Störungen des zirkadianen Rhythmus und ihre Folgen
Es wird seit längerem vermutet, dass Personen mit ADHS einen gestörten zirkadianen Rhythmus aufweisen. Bisher blieb der genaue Mechanismus, der Schlafprobleme und ADHS miteinander in Verbindung bringt, jedoch unklar.
Die bahnbrechende Studie der Nagoya Universität
Eine neue Studie, die von der Nagoya University Graduate School of Medicine in Japan durchgeführt wurde, scheint nun eine Antwort auf diese Fragen zu liefern. In der Forschung wurde eine Assoziation zwischen der nächtlichen Melatoninproduktion und der Schwere von ADHS-Symptomen bei Kindern entdeckt. Der leitende Autor der Studie, Associate Professor Nagahide Takahashi, MD, PhD, äußerte sich zu den Ergebnissen: „Unsere Funde zeigen, dass Störungen in der Melatoninsynthese die Schwierigkeiten der Kinder mit ADHS erklären könnten, regelmäßige Schlafmuster aufrechtzuerhalten.“
Daten von verschiedenen Studienkohorten
Für die Studie wurden Daten aus drei unterschiedlichen Kohorten erhoben.

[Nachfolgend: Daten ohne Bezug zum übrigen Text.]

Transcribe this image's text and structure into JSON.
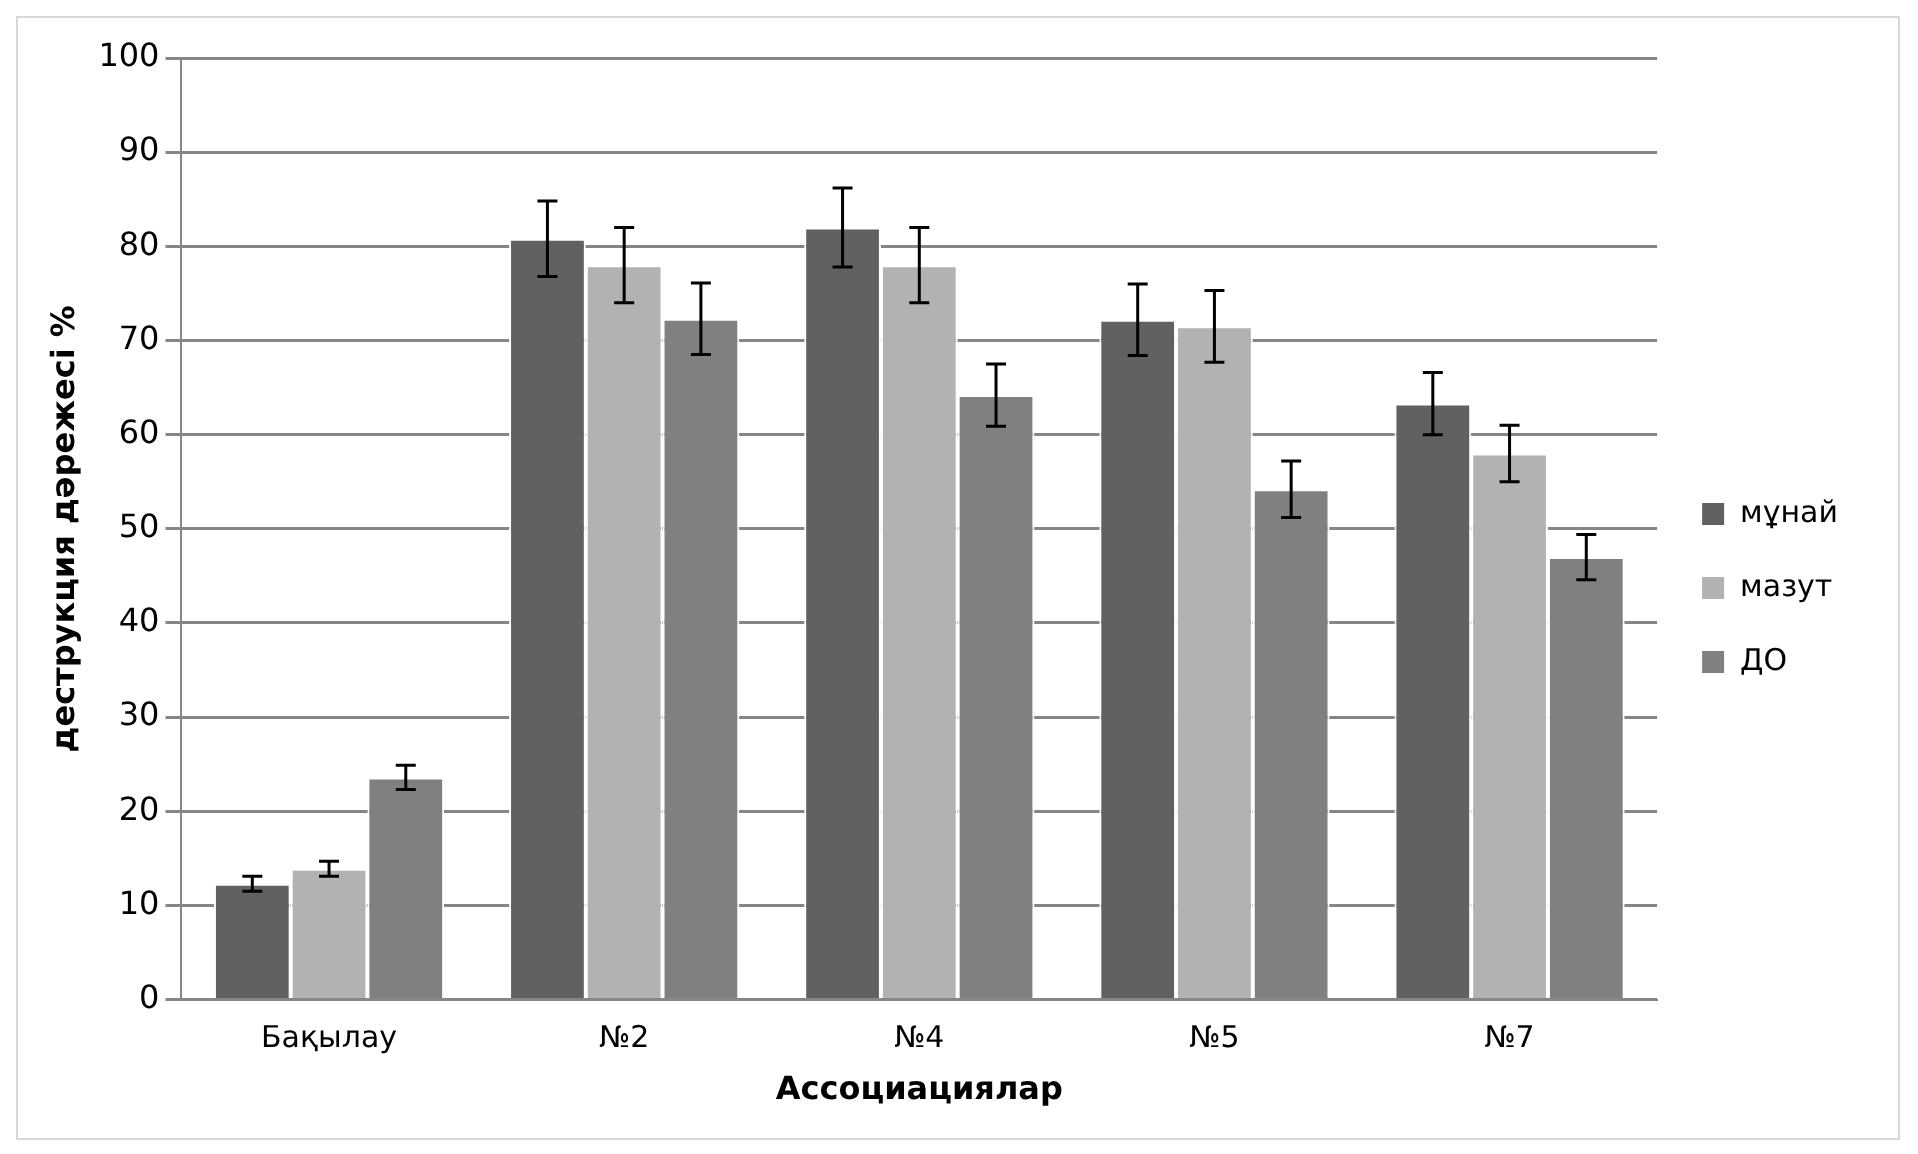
{
  "chart_data": {
    "type": "bar",
    "xlabel": "Ассоциациялар",
    "ylabel": "деструкция дәрежесі %",
    "categories": [
      "Бақылау",
      "№2",
      "№4",
      "№5",
      "№7"
    ],
    "series": [
      {
        "name": "мұнай",
        "color": "#616161",
        "values": [
          12.3,
          80.8,
          82,
          72.2,
          63.3
        ],
        "errors": [
          0.8,
          4,
          4.2,
          3.8,
          3.3
        ]
      },
      {
        "name": "мазут",
        "color": "#b2b2b2",
        "values": [
          13.9,
          78,
          78,
          71.5,
          58
        ],
        "errors": [
          0.8,
          4,
          4,
          3.8,
          3
        ]
      },
      {
        "name": "ДО",
        "color": "#808080",
        "values": [
          23.6,
          72.3,
          64.2,
          54.2,
          47
        ],
        "errors": [
          1.3,
          3.8,
          3.3,
          3,
          2.4
        ]
      }
    ],
    "ylim": [
      0,
      100
    ],
    "yticks": [
      0,
      10,
      20,
      30,
      40,
      50,
      60,
      70,
      80,
      90,
      100
    ],
    "grid": "y",
    "legend": "right"
  }
}
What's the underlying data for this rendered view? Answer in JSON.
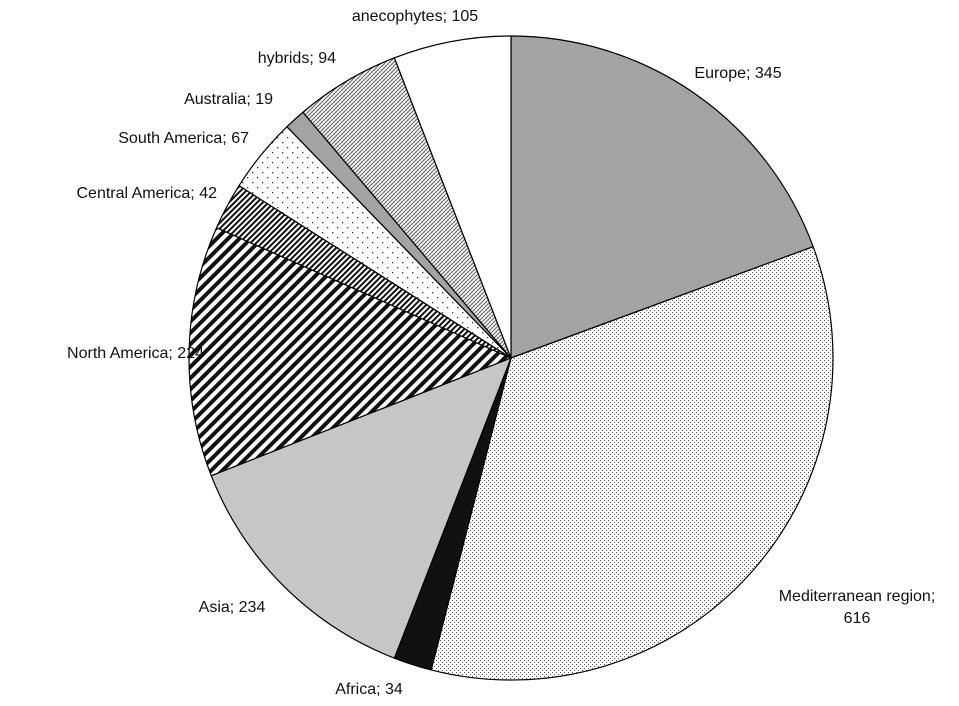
{
  "chart_data": {
    "type": "pie",
    "title": "",
    "slices": [
      {
        "label": "Europe; 345",
        "value": 345,
        "fill": "solid",
        "color": "#a3a3a3"
      },
      {
        "label": "Mediterranean region; 616",
        "value": 616,
        "fill": "fine-dots",
        "color": "#ffffff"
      },
      {
        "label": "Africa; 34",
        "value": 34,
        "fill": "solid",
        "color": "#111111"
      },
      {
        "label": "Asia; 234",
        "value": 234,
        "fill": "solid",
        "color": "#c6c6c6"
      },
      {
        "label": "North America; 224",
        "value": 224,
        "fill": "wide-diagonal-stripes",
        "color": "#ffffff"
      },
      {
        "label": "Central America; 42",
        "value": 42,
        "fill": "dense-diagonal-hatch",
        "color": "#ffffff"
      },
      {
        "label": "South America; 67",
        "value": 67,
        "fill": "sparse-dots",
        "color": "#ffffff"
      },
      {
        "label": "Australia; 19",
        "value": 19,
        "fill": "solid",
        "color": "#a3a3a3"
      },
      {
        "label": "hybrids; 94",
        "value": 94,
        "fill": "crosshatch",
        "color": "#ffffff"
      },
      {
        "label": "anecophytes; 105",
        "value": 105,
        "fill": "solid",
        "color": "#ffffff"
      }
    ],
    "start_angle": "12 o'clock",
    "direction": "clockwise",
    "legend": "none",
    "stroke_color": "#000000"
  }
}
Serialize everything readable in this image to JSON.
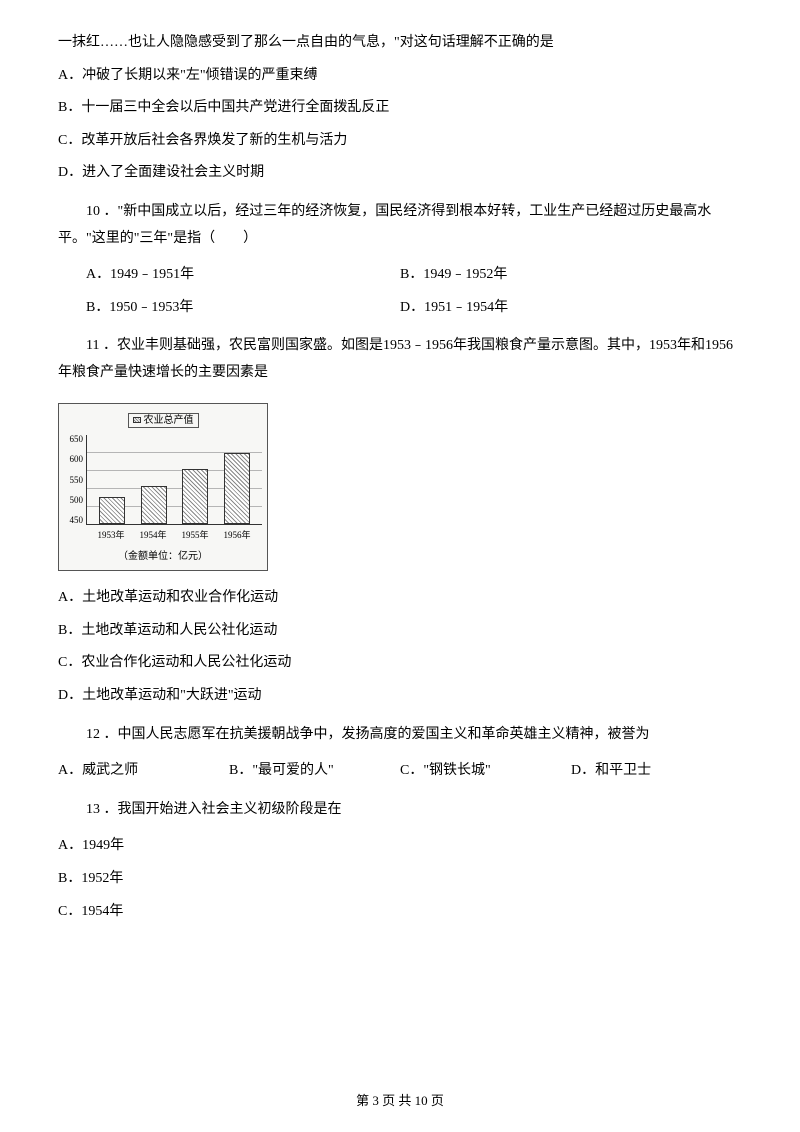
{
  "q9_stem_cont": "一抹红……也让人隐隐感受到了那么一点自由的气息，\"对这句话理解不正确的是",
  "q9": {
    "A": "A．冲破了长期以来\"左\"倾错误的严重束缚",
    "B": "B．十一届三中全会以后中国共产党进行全面拨乱反正",
    "C": "C．改革开放后社会各界焕发了新的生机与活力",
    "D": "D．进入了全面建设社会主义时期"
  },
  "q10": {
    "stem": "10 ．\"新中国成立以后，经过三年的经济恢复，国民经济得到根本好转，工业生产已经超过历史最高水平。\"这里的\"三年\"是指（　　）",
    "A": "A．1949﹣1951年",
    "B": "B．1949﹣1952年",
    "B2": "B．1950﹣1953年",
    "D": "D．1951﹣1954年"
  },
  "q11": {
    "stem": "11 ．农业丰则基础强，农民富则国家盛。如图是1953﹣1956年我国粮食产量示意图。其中，1953年和1956年粮食产量快速增长的主要因素是",
    "A": "A．土地改革运动和农业合作化运动",
    "B": "B．土地改革运动和人民公社化运动",
    "C": "C．农业合作化运动和人民公社化运动",
    "D": "D．土地改革运动和\"大跃进\"运动"
  },
  "chart": {
    "legend": "农业总产值",
    "yticks": [
      "650",
      "600",
      "550",
      "500",
      "450"
    ],
    "xlabels": [
      "1953年",
      "1954年",
      "1955年",
      "1956年"
    ],
    "caption": "（金额单位：亿元）",
    "values": [
      510,
      535,
      575,
      610
    ],
    "ymin": 450,
    "ymax": 650,
    "bar_fill_pattern": "diagonal-hatch",
    "bar_border": "#333333",
    "grid_color": "#b5b5b5",
    "background": "#f7f7f5",
    "title_fontsize": 10,
    "label_fontsize": 9
  },
  "q12": {
    "stem": "12 ．中国人民志愿军在抗美援朝战争中，发扬高度的爱国主义和革命英雄主义精神，被誉为",
    "A": "A．威武之师",
    "B": "B．\"最可爱的人\"",
    "C": "C．\"钢铁长城\"",
    "D": "D．和平卫士"
  },
  "q13": {
    "stem": "13 ．我国开始进入社会主义初级阶段是在",
    "A": "A．1949年",
    "B": "B．1952年",
    "C": "C．1954年"
  },
  "footer": "第 3 页 共 10 页"
}
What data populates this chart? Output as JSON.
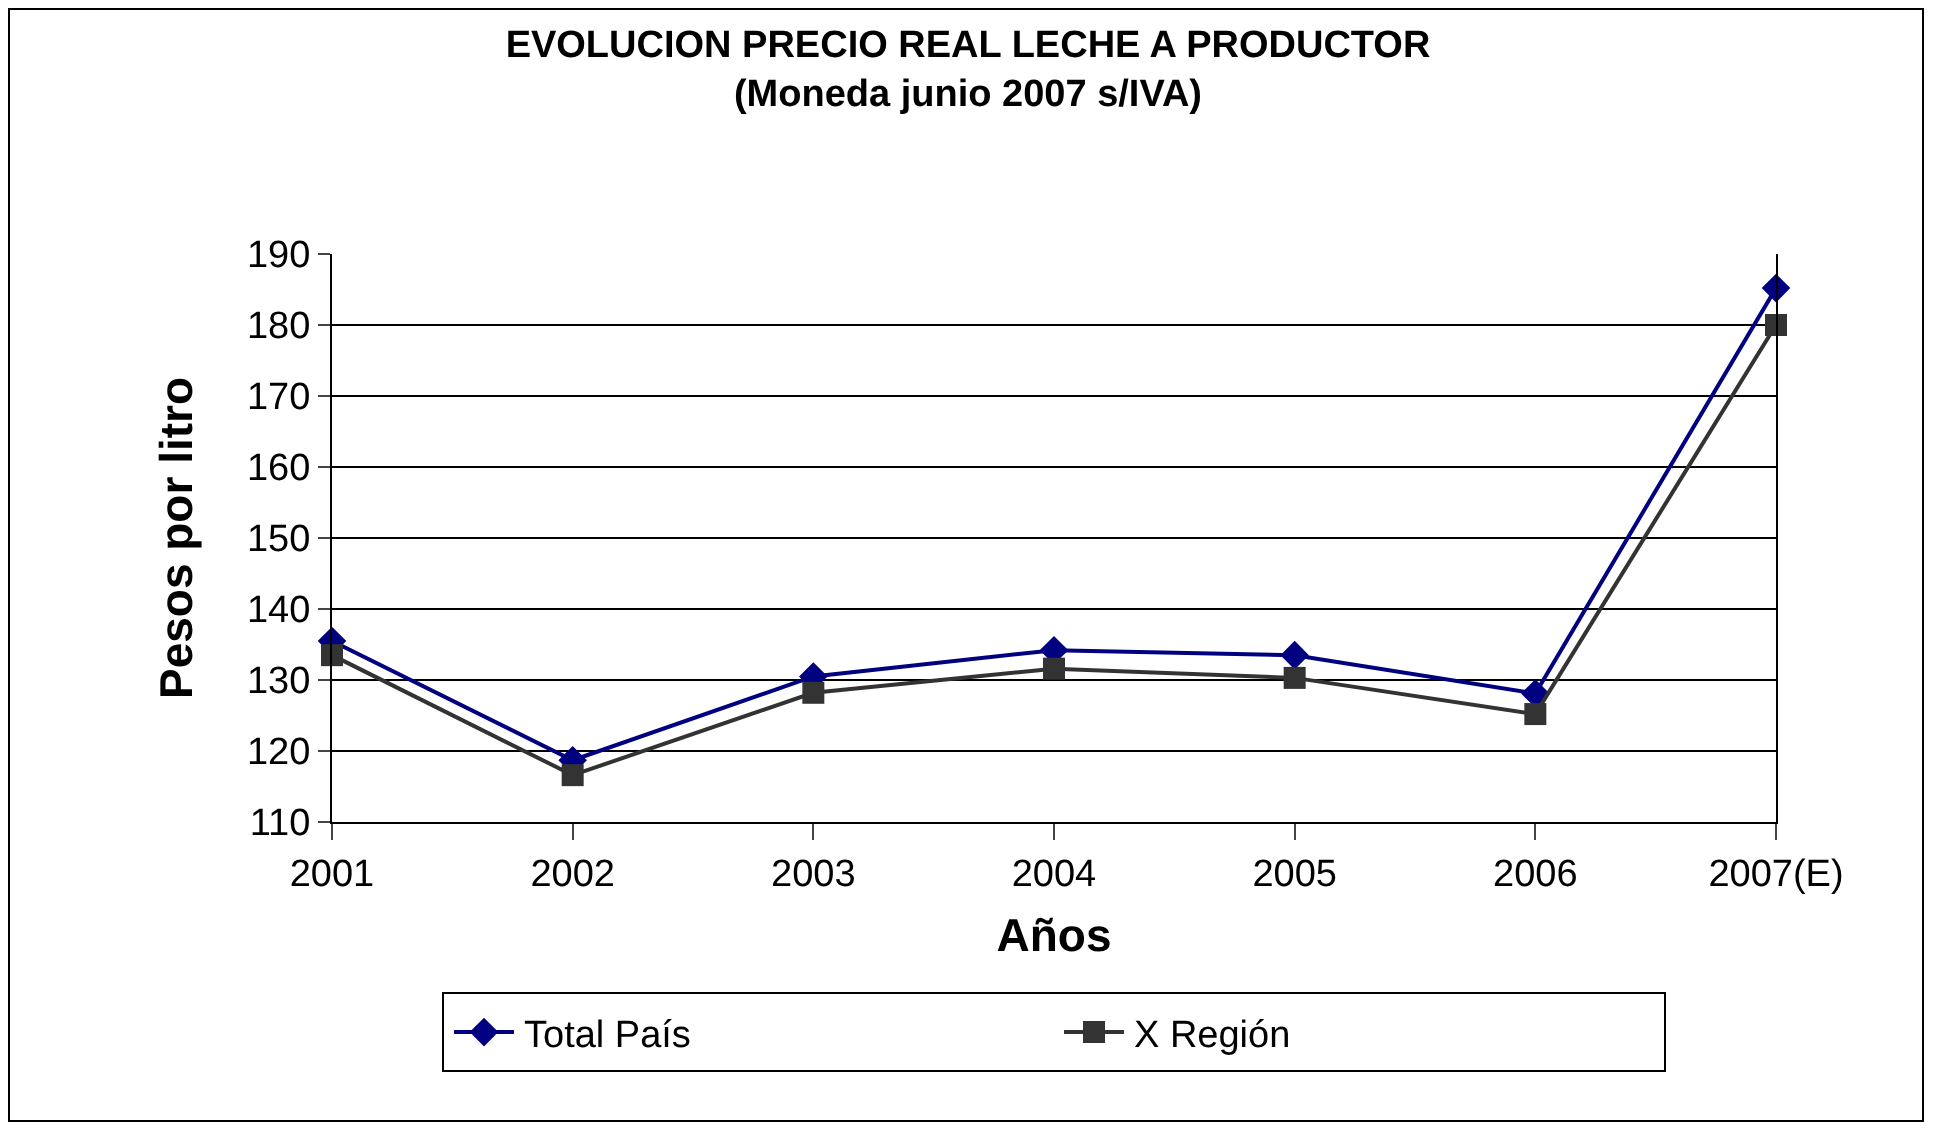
{
  "chart_data": {
    "type": "line",
    "title": "EVOLUCION PRECIO REAL LECHE A PRODUCTOR",
    "subtitle": "(Moneda junio 2007 s/IVA)",
    "xlabel": "Años",
    "ylabel": "Pesos por litro",
    "categories": [
      "2001",
      "2002",
      "2003",
      "2004",
      "2005",
      "2006",
      "2007(E)"
    ],
    "series": [
      {
        "name": "Total País",
        "color": "#000080",
        "marker": "diamond",
        "values": [
          135.5,
          118.7,
          130.5,
          134.2,
          133.5,
          128.1,
          185.2
        ]
      },
      {
        "name": "X Región",
        "color": "#333333",
        "marker": "square",
        "values": [
          133.5,
          116.6,
          128.2,
          131.6,
          130.3,
          125.2,
          180
        ]
      }
    ],
    "ylim": [
      110,
      190
    ],
    "yticks": [
      110,
      120,
      130,
      140,
      150,
      160,
      170,
      180,
      190
    ],
    "grid": "y",
    "legend": "bottom",
    "line_style": "solid"
  }
}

- Die dänische iPSYCH-Studie, beinhaltete 14.584 Teilnehmer mit ADHD und 22.492 Teilnehmer ohne ADHD.
- Daten von 2.373 Erwachsenen aus dem Taiwan Biobank wurden verwendet. Hierbei wurde ein Maß namens UMCR (Urin-6-Hydroxymelatonin-Sulfat-zu-Kreatinin-Verhältnis) zur Analyse genetischer Marker in Bezug auf die Melatoninsekretion zugrunde gelegt.
- Die japanische Hamamatsu Birth Cohort (HBC) umfasste 729 Kinder im Alter von acht bis neun Jahren. Dies beinhaltete sowohl genetische Daten als auch Ergebnisse zu ADHS-Symptomen.
Die Forscher verwendeten UMCR als Ersatz für die nächtliche Melatoninsekretion. Zudem wurden ADHS-Symptome, Schlafverhalten von Kindern und polygenetische Risikoscores (PRS) gemessen.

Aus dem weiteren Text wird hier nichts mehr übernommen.